A indemnização pela perda do direito à vida aparece raramente em discussão, às vezes com outras designações, e é frontalmente repudiada (11) .
Dos muitos acórdãos em que tal se manifesta, seleccionámos:
Do Bundesgerichtshof ( o Tribunal Supremo ) o de 12.5.98, em que se discute a indemnização a filhos por causa da morte dos pais e nem sequer se coloca a questão de qualquer quantia pela perda do direito à vida, tudo girando em torno do sofrimento destes antes de morrerem. (12).
Do Oberlandesgericht (correspondente " grosso modo" ao nosso Tribunal da Relação) de Karlsruhe NZV 1999, 210 em que se fixou indemnização (de 75 mil euros) pelo sofrimento de pessoa que veio a falecer 21 meses depois do facto danoso ( mas em consequência deste ) e o tribunal se recusou a ter em conta sequer, para aferição do montante indemnizatório, que "por causa do acidente a vida tenha sido encurtada". (13)
Do mesmo tribunal, de 25.1.2000, em que se recusou totalmente indemnização, no plano não patrimonial, em virtude do falecimento duma mulher que seguia num barco que embateu num poste de amarração : " As lesões conduziram imediatamente à morte. Esta surgiu sem aparecimento de qualquer dano imaterial.
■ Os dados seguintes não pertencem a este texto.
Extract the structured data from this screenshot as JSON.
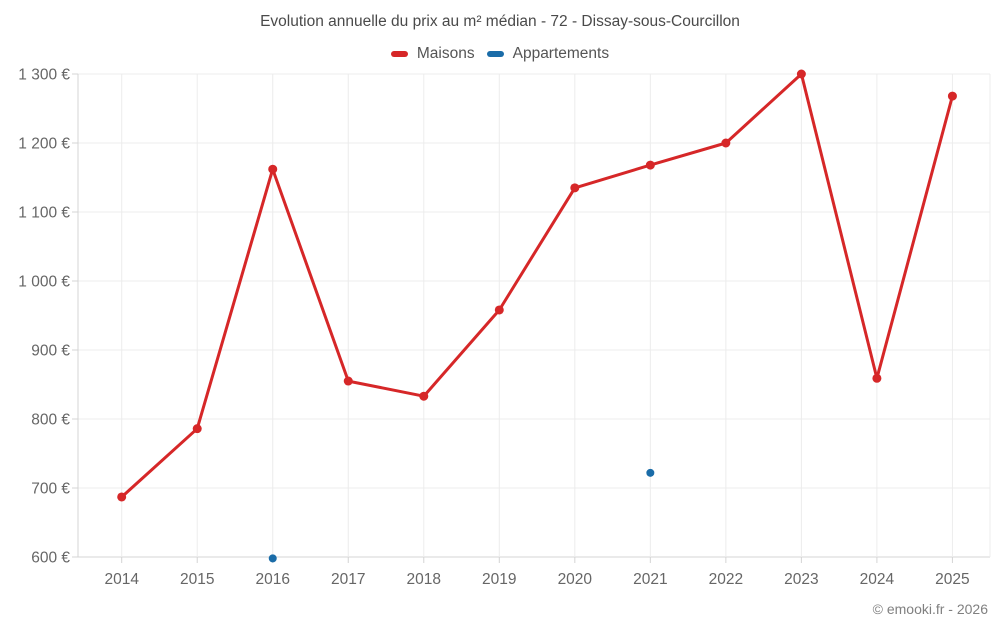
{
  "title": "Evolution annuelle du prix au m² médian - 72 - Dissay-sous-Courcillon",
  "footer": "© emooki.fr - 2026",
  "legend": {
    "items": [
      {
        "label": "Maisons",
        "color": "#d62728"
      },
      {
        "label": "Appartements",
        "color": "#1a6ca8"
      }
    ]
  },
  "chart_data": {
    "type": "line",
    "title": "Evolution annuelle du prix au m² médian - 72 - Dissay-sous-Courcillon",
    "xlabel": "",
    "ylabel": "",
    "categories": [
      "2014",
      "2015",
      "2016",
      "2017",
      "2018",
      "2019",
      "2020",
      "2021",
      "2022",
      "2023",
      "2024",
      "2025"
    ],
    "series": [
      {
        "name": "Maisons",
        "color": "#d62728",
        "draw_line": true,
        "marker_radius": 4.5,
        "values": [
          687,
          786,
          1162,
          855,
          833,
          958,
          1135,
          1168,
          1200,
          1300,
          859,
          1268
        ]
      },
      {
        "name": "Appartements",
        "color": "#1a6ca8",
        "draw_line": true,
        "marker_radius": 4,
        "values": [
          null,
          null,
          598,
          null,
          null,
          null,
          null,
          722,
          null,
          null,
          null,
          null
        ]
      }
    ],
    "ylim": [
      600,
      1300
    ],
    "ytick_step": 100,
    "ytick_labels": [
      "600 €",
      "700 €",
      "800 €",
      "900 €",
      "1 000 €",
      "1 100 €",
      "1 200 €",
      "1 300 €"
    ],
    "grid": true,
    "legend_position": "top"
  },
  "colors": {
    "maisons": "#d62728",
    "appartements": "#1a6ca8",
    "grid": "#ececec",
    "axis": "#d4d4d4",
    "tick_text": "#666666",
    "title_text": "#4a4a4a",
    "footer_text": "#808080"
  }
}
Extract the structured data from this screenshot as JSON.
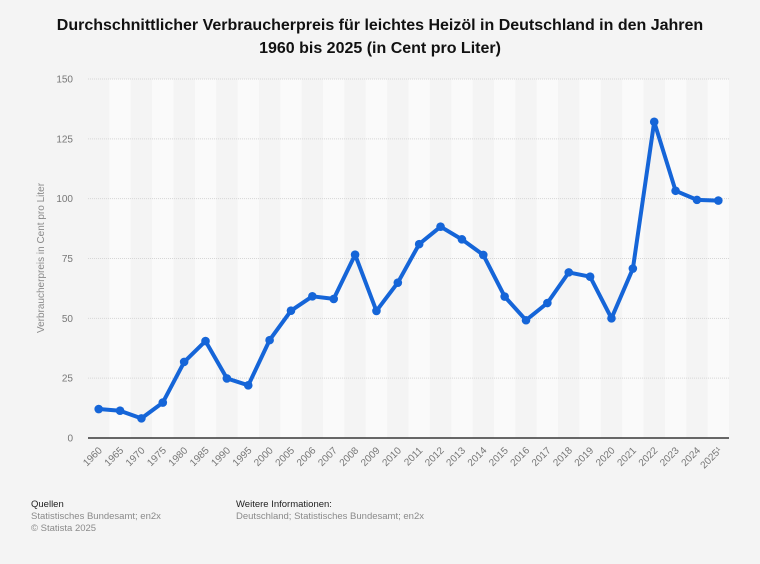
{
  "title": "Durchschnittlicher Verbraucherpreis für leichtes Heizöl in Deutschland in den Jahren 1960 bis 2025 (in Cent pro Liter)",
  "colors": {
    "line": "#1565d8",
    "axis": "#111111",
    "grid": "#d6d6d6",
    "tick_text": "#777777",
    "band_light": "#fafafa",
    "background": "#f4f4f4"
  },
  "chart_data": {
    "type": "line",
    "title": "Durchschnittlicher Verbraucherpreis für leichtes Heizöl in Deutschland in den Jahren 1960 bis 2025 (in Cent pro Liter)",
    "xlabel": "",
    "ylabel": "Verbraucherpreis in Cent pro Liter",
    "ylim": [
      0,
      150
    ],
    "yticks": [
      0,
      25,
      50,
      75,
      100,
      125,
      150
    ],
    "grid": true,
    "legend": "none",
    "categories": [
      "1960",
      "1965",
      "1970",
      "1975",
      "1980",
      "1985",
      "1990",
      "1995",
      "2000",
      "2005",
      "2006",
      "2007",
      "2008",
      "2009",
      "2010",
      "2011",
      "2012",
      "2013",
      "2014",
      "2015",
      "2016",
      "2017",
      "2018",
      "2019",
      "2020",
      "2021",
      "2022",
      "2023",
      "2024",
      "2025¹"
    ],
    "series": [
      {
        "name": "Verbraucherpreis",
        "values": [
          12.1,
          11.4,
          8.2,
          14.8,
          31.8,
          40.5,
          24.9,
          22.0,
          40.9,
          53.2,
          59.2,
          58.1,
          76.6,
          53.1,
          64.9,
          81.0,
          88.3,
          83.0,
          76.5,
          59.1,
          49.2,
          56.4,
          69.2,
          67.4,
          50.0,
          70.8,
          132.1,
          103.3,
          99.5,
          99.2
        ]
      }
    ]
  },
  "footer": {
    "sources_heading": "Quellen",
    "sources_text": "Statistisches Bundesamt; en2x",
    "copyright": "© Statista 2025",
    "info_heading": "Weitere Informationen:",
    "info_text": "Deutschland; Statistisches Bundesamt; en2x"
  }
}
A vida acabou e não tem significado a perda da personalidade." (14)
Em França também se desconhece qualquer indemnização pela perda do direito à vida ( cfr-se os vários acórdãos referidos de pag.s 3 a 9 em "Indemnisation Du Dommage Corporel" de Jean Gaston Moore ).
Na sua página na Internet, Catherine Meimon Nisenbaum sintetiza doutamente o regime indemnizatório daquele país. (15)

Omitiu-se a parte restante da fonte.